Renzi ha speso 10 miliardi per gli 80 euro che non hanno prodotto né crescita né occupazione, ma il Def destina solo 300 milioni a competitività e innovazione. Risorse esigue in un capitolo di spesa che, invece, ha dato prova di potere fare molto per la crescita, come testimonia la ripresa degli investimenti trainata da Industria 4.0. L’esperienza di imprenditori scesi in politica come Alberto Bombassei, che ha promosso in modo fattivo l’Industria 4.0, rappresenta un grande contributo di razionalità. Se Renzi avesse seguito di meno il consenso facile e di più l’apporto concreto di uomini di impresa, oggi l’Italia non sarebbe nelle condizioni in cui si trova.
Torniamo al voto del 2018. Anche lei dovrà pur presentarsi con una coalizione.
Non è detto. Se quella di centrodestra è una coalizione chiara e senza ambiguità sicuramente staremo insieme. Diversamente, non ho intenzione di partecipare. Non sono pronto a negoziare il mio convincimento con una leadership opportunista.
Le piace la legge elettorale?
No, perché non lascia liberi gli elettori di scegliere i parlamentari e nemmeno di votare per il partito che vogliono. Condivido per la prima volta l’appello che Di Maio ha fatto al presidente della Repubblica (sul Corriere di ieri, ndr). Il diritto di voto, non essendo libero perché coartato verso le coalizioni, risulta distorto: l’elettore che vota per un piccolo partito vale meno di un elettore che vota per uno grande. E’ una legge che nasconde i partiti dietro al nome del candidato all’uninominale e produrrà un altro Parlamento di nominati.

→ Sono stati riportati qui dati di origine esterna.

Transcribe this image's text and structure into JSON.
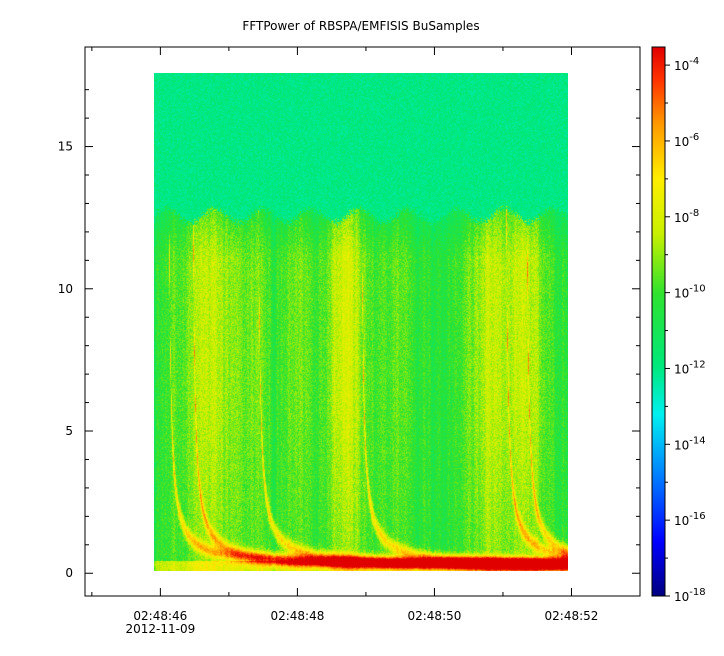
{
  "chart_data": {
    "type": "heatmap",
    "title": "FFTPower of RBSPA/EMFISIS  BuSamples",
    "x_ticks": [
      {
        "time": "02:48:46",
        "date": "2012-11-09"
      },
      {
        "time": "02:48:48",
        "date": ""
      },
      {
        "time": "02:48:50",
        "date": ""
      },
      {
        "time": "02:48:52",
        "date": ""
      }
    ],
    "xlim": [
      "02:48:44.9",
      "02:48:53.0"
    ],
    "data_x_range": [
      "02:48:46.0",
      "02:48:52.0"
    ],
    "ylim": [
      -0.8,
      18.5
    ],
    "y_ticks": [
      0,
      5,
      10,
      15
    ],
    "data_y_range": [
      0,
      17.5
    ],
    "colorbar": {
      "scale": "log",
      "range": [
        1e-18,
        0.0003
      ],
      "colormap": "rainbow",
      "tick_labels": [
        {
          "base": "10",
          "exp": "-4"
        },
        {
          "base": "10",
          "exp": "-6"
        },
        {
          "base": "10",
          "exp": "-8"
        },
        {
          "base": "10",
          "exp": "-10"
        },
        {
          "base": "10",
          "exp": "-12"
        },
        {
          "base": "10",
          "exp": "-14"
        },
        {
          "base": "10",
          "exp": "-16"
        },
        {
          "base": "10",
          "exp": "-18"
        }
      ]
    },
    "spectral_features": {
      "background_power_above_cutoff": 1e-12,
      "cutoff_frequency": 12.5,
      "chorus_element_times_s": [
        0.2,
        0.55,
        1.5,
        3.0,
        5.1,
        5.4
      ]
    }
  }
}
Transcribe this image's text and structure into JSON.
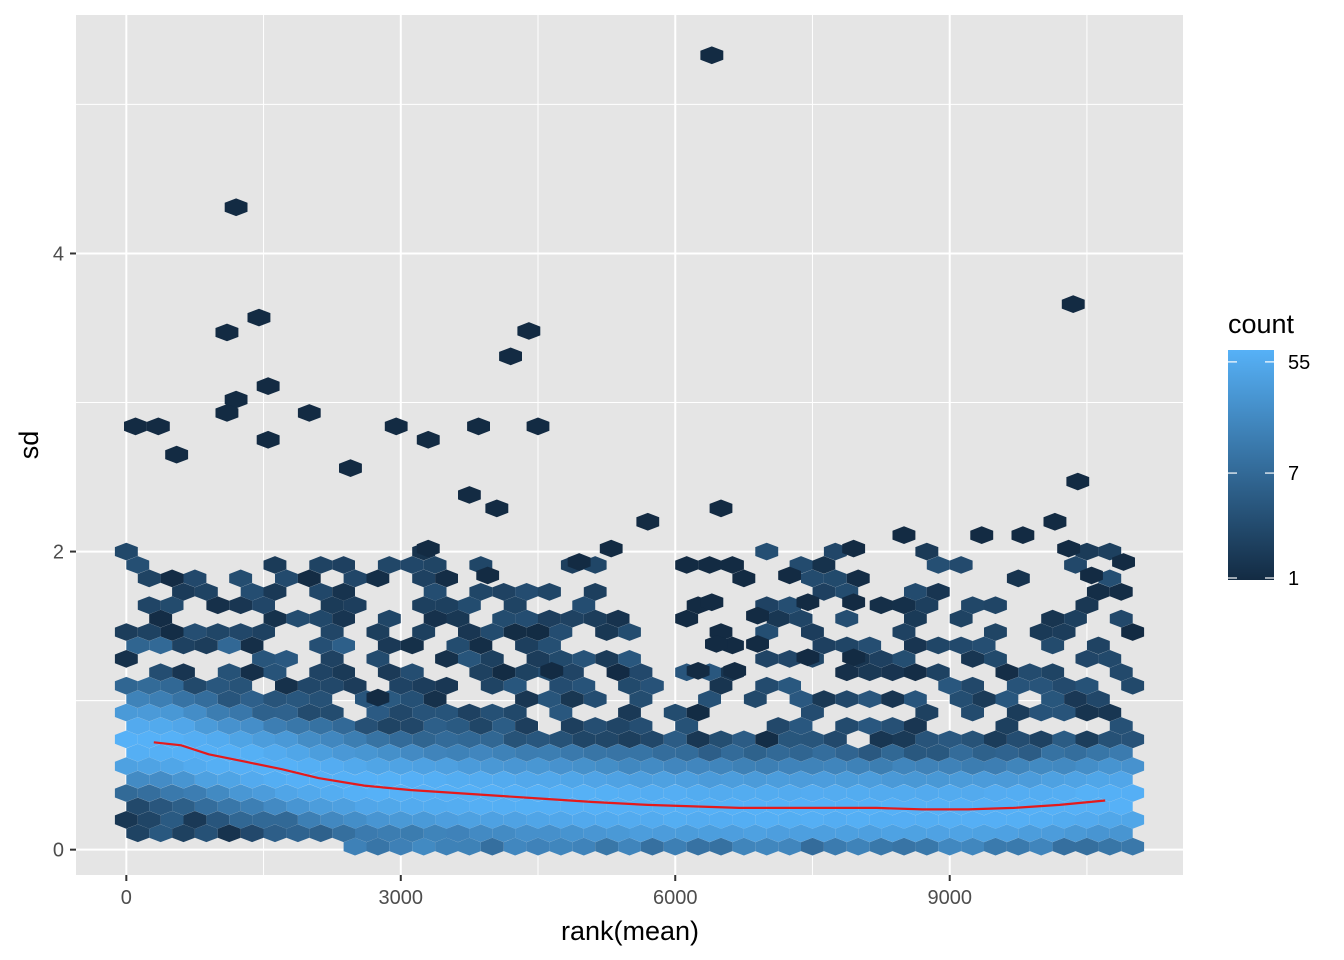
{
  "chart_data": {
    "type": "hexbin",
    "xlabel": "rank(mean)",
    "ylabel": "sd",
    "xlim": [
      -550,
      11550
    ],
    "ylim": [
      -0.17,
      5.6
    ],
    "x_ticks": [
      0,
      3000,
      6000,
      9000
    ],
    "x_tick_labels": [
      "0",
      "3000",
      "6000",
      "9000"
    ],
    "y_ticks": [
      0,
      2,
      4
    ],
    "y_tick_labels": [
      "0",
      "2",
      "4"
    ],
    "grid": true,
    "legend": {
      "title": "count",
      "placement": "right",
      "ticks": [
        55,
        7,
        1
      ],
      "tick_labels": [
        "55",
        "7",
        "1"
      ],
      "color_low": "#132B43",
      "color_high": "#56B1F7"
    },
    "colors": {
      "panel_bg": "#E5E5E5",
      "grid": "#FFFFFF",
      "trend": "#E41A1C"
    },
    "trend_line": {
      "x": [
        300,
        600,
        900,
        1300,
        1700,
        2100,
        2600,
        3100,
        3600,
        4100,
        4600,
        5100,
        5700,
        6200,
        6700,
        7200,
        7700,
        8200,
        8700,
        9200,
        9700,
        10200,
        10700
      ],
      "y": [
        0.72,
        0.7,
        0.64,
        0.59,
        0.54,
        0.48,
        0.43,
        0.4,
        0.38,
        0.36,
        0.34,
        0.32,
        0.3,
        0.29,
        0.28,
        0.28,
        0.28,
        0.28,
        0.27,
        0.27,
        0.28,
        0.3,
        0.33
      ]
    },
    "outliers": [
      {
        "x": 6400,
        "y": 5.33
      },
      {
        "x": 1200,
        "y": 4.31
      },
      {
        "x": 10350,
        "y": 3.66
      },
      {
        "x": 1100,
        "y": 3.47
      },
      {
        "x": 1450,
        "y": 3.57
      },
      {
        "x": 4400,
        "y": 3.48
      },
      {
        "x": 4200,
        "y": 3.31
      },
      {
        "x": 1550,
        "y": 3.11
      },
      {
        "x": 1200,
        "y": 3.02
      },
      {
        "x": 1100,
        "y": 2.93
      },
      {
        "x": 2000,
        "y": 2.93
      },
      {
        "x": 100,
        "y": 2.84
      },
      {
        "x": 350,
        "y": 2.84
      },
      {
        "x": 2950,
        "y": 2.84
      },
      {
        "x": 3850,
        "y": 2.84
      },
      {
        "x": 4500,
        "y": 2.84
      },
      {
        "x": 3300,
        "y": 2.75
      },
      {
        "x": 1550,
        "y": 2.75
      },
      {
        "x": 550,
        "y": 2.65
      },
      {
        "x": 2450,
        "y": 2.56
      },
      {
        "x": 10400,
        "y": 2.47
      },
      {
        "x": 3750,
        "y": 2.38
      },
      {
        "x": 6500,
        "y": 2.29
      },
      {
        "x": 4050,
        "y": 2.29
      },
      {
        "x": 5700,
        "y": 2.2
      },
      {
        "x": 10150,
        "y": 2.2
      },
      {
        "x": 8500,
        "y": 2.11
      },
      {
        "x": 9350,
        "y": 2.11
      },
      {
        "x": 9800,
        "y": 2.11
      },
      {
        "x": 7950,
        "y": 2.02
      },
      {
        "x": 10300,
        "y": 2.02
      },
      {
        "x": 3300,
        "y": 2.02
      },
      {
        "x": 5300,
        "y": 2.02
      },
      {
        "x": 10900,
        "y": 1.93
      },
      {
        "x": 4950,
        "y": 1.93
      },
      {
        "x": 7250,
        "y": 1.84
      },
      {
        "x": 10550,
        "y": 1.84
      },
      {
        "x": 3950,
        "y": 1.84
      },
      {
        "x": 6400,
        "y": 1.66
      },
      {
        "x": 7450,
        "y": 1.66
      },
      {
        "x": 7950,
        "y": 1.66
      },
      {
        "x": 6900,
        "y": 1.57
      },
      {
        "x": 6450,
        "y": 1.38
      },
      {
        "x": 6900,
        "y": 1.38
      },
      {
        "x": 7450,
        "y": 1.29
      },
      {
        "x": 7950,
        "y": 1.29
      },
      {
        "x": 6250,
        "y": 1.2
      },
      {
        "x": 6650,
        "y": 1.2
      },
      {
        "x": 2750,
        "y": 1.02
      },
      {
        "x": 4650,
        "y": 1.2
      }
    ]
  }
}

Cosa farà il 22 ottobre al referendum lombardo per l’autonomia?
Voterò Sì, pur sapendo che il referendum non avrà un effetto immediato. La nostra Costituzione prevede una proceduta per l’autonomia delle Regioni che non passa da un referendum come quello lombardo e veneto, però se il referendum risulterà vincente sarà un grande messaggio per ripensare il nostro assetto istituzionale.
Cos’è il federalismo per lei?
Aumentare la responsabilità dei sindaci e dei governatori rispetto alle risorse delle Regioni, lasciandole nei territori. Migliorare la macchina amministrativa, rendendo i cittadini più liberi dal centralismo e dall’oppressione fiscale.
Cosa pensa dell’Europa?
Penso che l’Italia debba stare in Europa. Il nostro problema non è la Merkel ma il debito pubblico. Dobbiamo smettere di chiedere in ginocchio a Bruxelles di lasciarci aumentare il deficit e il debito, e dobbiamo per prima cosa tagliare la spesa pubblica improduttiva. E dobbiamo stare nell’euro, perché un’Italia fuori dall’Europa e fuori dall’euro sarebbe finita.
In che rapporti è rimasto con Berlusconi dopo la sconfitta di misura subita a Milano e dopo il tentativo di mettersi alla testa di un centrodestra unitario?
I rapporti sono buoni; ci sono state molte incomprensioni, credo per il fatto che Berlusconi è stato condizionato da ostilità interne nei confronti del nuovo. Il ruolo e il peso di Berlusconi è importante perché rappresenta buona parte del centrodestra, ma penso anche che il centrodestra debba evolvere verso soluzioni nuove.
Troverete un accordo?
Berlusconi è stato un uomo d’azienda e un’innovatore. Questo mi fa credere che non abbia pregiudizi negativi nei confronti di chi innova.